Tre ore. Questo il tempo di attesa per una decina di pazienti che, il 15 novembre scorso, hanno visto un normale elettrocardiogramma trasformarsi in un incubo surreale.
Sono le nove del mattino e, dopo aver presentato l’impegnativa in accettazione, il gruppo si ritrova ad aspettare davanti lo studio del cardiologo.

Dopo qualche minuto, un’infermiera con un paziente in carrozzella, giustificando la priorità del suo assistito, lo accompagna all’interno per un elettrocardiogramma da sforzo. Mezzora più tardi però il paziente viene rimandato indietro senza aver fatto l’esame.
Alle dieci e mezzo circa la gente è ancora in attesa senza che nessuno sia stato ancora chiamato.

Qualcuno chiede all’assistente se il dottore verrà oppure no, ma si sente rispondere che prima di arrivare in studio il cardiologo deve terminare le visite in corsia.
Dopo un ora e mezza di attesa gli animi cominciano a scaldarsi e la gente inizia a protestare: “Ma perché mettete l’appuntamento per le nove? – si lamenta qualcuno – Io per sbrigarmi presto sono qui dalle otto e sono già le dieci e mezza!”.
Intanto, mentre il gruppo di pazienti si ingrossa, con le relative prenotazioni messe a turno su un banchetto, arriva un medico che divide i foglietti in due gruppi scartando quelli dell’elettrocardiogramma.


Dopo aver precisato di non essere un cardiologo, comincia a chiamare gli altri pazienti, tra lo sconforto generale dei cardiopatici.
La porta dello studio però si riapre e l’assistente stavolta, guardando meglio le prenotazioni dell’accettazione, si rende conto che il medico indicato è il dottor Lo Sciuto di Medicina Generale e suggerisce a tutti di andare in fondo al corridoio.
Il gruppetto di pazienti guadagna di corsa l’estremità del corridoio, parla con un’altra assistente che li fa accomodare nell’attesa che il medico li chiami.
Dopo una ventina di minuti, il dottor Lo Sciuto esce dal suo studio e, rendendosi conto della situazione, spiega ai pazienti che lui non è un cardiologo e che l’elettrocardiogramma lo fanno in fondo al corridoio, dalla parte opposta, ovvero dove avevano fatto la prima attesa.
La gente si risente e riceve allora un altro consiglio: tornare all’ufficio accettazione e far modificare la prenotazione, facendo inserire il nome di un cardiologo.

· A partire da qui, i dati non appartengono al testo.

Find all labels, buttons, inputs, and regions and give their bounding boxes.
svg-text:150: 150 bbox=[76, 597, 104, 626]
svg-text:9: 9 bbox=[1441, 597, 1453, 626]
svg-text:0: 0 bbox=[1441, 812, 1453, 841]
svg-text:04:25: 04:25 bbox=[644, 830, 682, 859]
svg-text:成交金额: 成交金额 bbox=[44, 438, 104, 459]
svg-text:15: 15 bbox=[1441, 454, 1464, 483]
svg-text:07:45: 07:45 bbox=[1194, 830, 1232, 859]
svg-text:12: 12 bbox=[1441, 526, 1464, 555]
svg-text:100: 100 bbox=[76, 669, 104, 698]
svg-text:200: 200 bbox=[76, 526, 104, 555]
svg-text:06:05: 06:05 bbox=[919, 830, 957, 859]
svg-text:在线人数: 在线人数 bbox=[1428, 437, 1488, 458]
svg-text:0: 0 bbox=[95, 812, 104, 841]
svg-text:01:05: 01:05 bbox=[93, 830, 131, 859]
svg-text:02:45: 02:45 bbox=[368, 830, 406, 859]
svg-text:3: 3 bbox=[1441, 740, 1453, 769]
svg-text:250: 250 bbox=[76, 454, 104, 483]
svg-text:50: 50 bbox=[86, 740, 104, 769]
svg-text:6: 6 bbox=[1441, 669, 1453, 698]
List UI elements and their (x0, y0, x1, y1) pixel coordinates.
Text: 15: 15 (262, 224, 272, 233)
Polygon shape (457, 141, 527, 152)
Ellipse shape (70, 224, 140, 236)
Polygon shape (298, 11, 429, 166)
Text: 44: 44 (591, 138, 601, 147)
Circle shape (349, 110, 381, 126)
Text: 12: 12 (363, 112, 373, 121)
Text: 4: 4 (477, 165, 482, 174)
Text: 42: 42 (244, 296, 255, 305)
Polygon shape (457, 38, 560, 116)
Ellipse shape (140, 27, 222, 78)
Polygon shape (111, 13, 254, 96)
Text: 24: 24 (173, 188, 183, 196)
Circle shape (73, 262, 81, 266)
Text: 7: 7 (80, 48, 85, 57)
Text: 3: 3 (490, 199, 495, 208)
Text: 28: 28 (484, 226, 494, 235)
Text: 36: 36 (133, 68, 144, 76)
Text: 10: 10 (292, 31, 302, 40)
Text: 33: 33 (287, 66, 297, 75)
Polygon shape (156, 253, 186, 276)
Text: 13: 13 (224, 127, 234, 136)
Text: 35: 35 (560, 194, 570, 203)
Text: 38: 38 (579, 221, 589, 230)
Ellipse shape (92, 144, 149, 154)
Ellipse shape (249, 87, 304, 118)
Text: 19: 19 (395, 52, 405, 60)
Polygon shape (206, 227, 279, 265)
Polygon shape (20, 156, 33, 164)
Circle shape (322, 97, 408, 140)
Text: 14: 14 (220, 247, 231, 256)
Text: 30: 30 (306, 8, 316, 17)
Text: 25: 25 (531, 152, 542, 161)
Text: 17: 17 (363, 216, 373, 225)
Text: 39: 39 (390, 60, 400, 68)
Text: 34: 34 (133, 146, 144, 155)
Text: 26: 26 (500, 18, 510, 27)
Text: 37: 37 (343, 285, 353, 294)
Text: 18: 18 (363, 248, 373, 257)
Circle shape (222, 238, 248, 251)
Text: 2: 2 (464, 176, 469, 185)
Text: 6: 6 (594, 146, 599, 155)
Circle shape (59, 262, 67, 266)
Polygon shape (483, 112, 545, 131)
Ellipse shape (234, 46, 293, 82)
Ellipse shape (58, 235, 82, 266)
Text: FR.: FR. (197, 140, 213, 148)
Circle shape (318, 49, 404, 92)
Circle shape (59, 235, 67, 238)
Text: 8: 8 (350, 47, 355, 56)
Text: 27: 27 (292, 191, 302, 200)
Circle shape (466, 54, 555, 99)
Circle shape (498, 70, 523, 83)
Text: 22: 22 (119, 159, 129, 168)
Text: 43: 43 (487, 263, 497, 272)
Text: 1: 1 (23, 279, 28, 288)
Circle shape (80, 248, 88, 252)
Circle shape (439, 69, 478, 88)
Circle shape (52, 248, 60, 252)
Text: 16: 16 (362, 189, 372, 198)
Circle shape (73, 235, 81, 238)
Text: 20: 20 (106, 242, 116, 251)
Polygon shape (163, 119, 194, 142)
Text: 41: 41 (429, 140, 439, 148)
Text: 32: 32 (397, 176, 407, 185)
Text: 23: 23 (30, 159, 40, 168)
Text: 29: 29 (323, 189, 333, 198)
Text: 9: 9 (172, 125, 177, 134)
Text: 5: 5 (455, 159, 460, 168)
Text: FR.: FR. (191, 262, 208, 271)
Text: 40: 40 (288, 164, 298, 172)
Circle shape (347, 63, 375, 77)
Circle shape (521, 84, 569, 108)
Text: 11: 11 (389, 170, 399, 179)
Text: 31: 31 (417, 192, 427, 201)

Il gruppo ricomincia a correre, alcuni vanno in ascensore, altri per le scale. Una volta arrivati però hanno un’amara sorpresa: l’ufficio accettazione è pieno di gente. A questo punto molti desistono e lasciano l’ospedale.
Ne rimane solo uno, M.G., un cardiopatico di 78 anni che viene attratto da una targa vicino la porta di una stanzetta, dove è scritto: “Tribunale del malato”. Entra e racconta la sua odissea, ma anche lì gli consigliano di tornare in accettazione, oppure di far presente la cosa in direzione.
Mi sono lamentato con la direzione – ci spiega il paziente ‘più paziente’ del gruppo – mi hanno risposto che si è trattato di un disguido causato dai nuovi computer, oltre al fatto che si sta attraversando un momento critico con carenza di personale. Alla fine però mi hanno consigliato di risalire al secondo piano, esattamente nello stesso posto dove avevo cominciato la mia attesa alle otto. Lì il dottor Pompeo ha eseguito il mio elettrocardiogramma. È normale che per un esame da tre minuti si debba aspettare tre ore? In più devo ritenermi fortunato, visto che sono stato l’unico del mio gruppo che alla fine è riuscito a fare l’elettrocardiogramma”.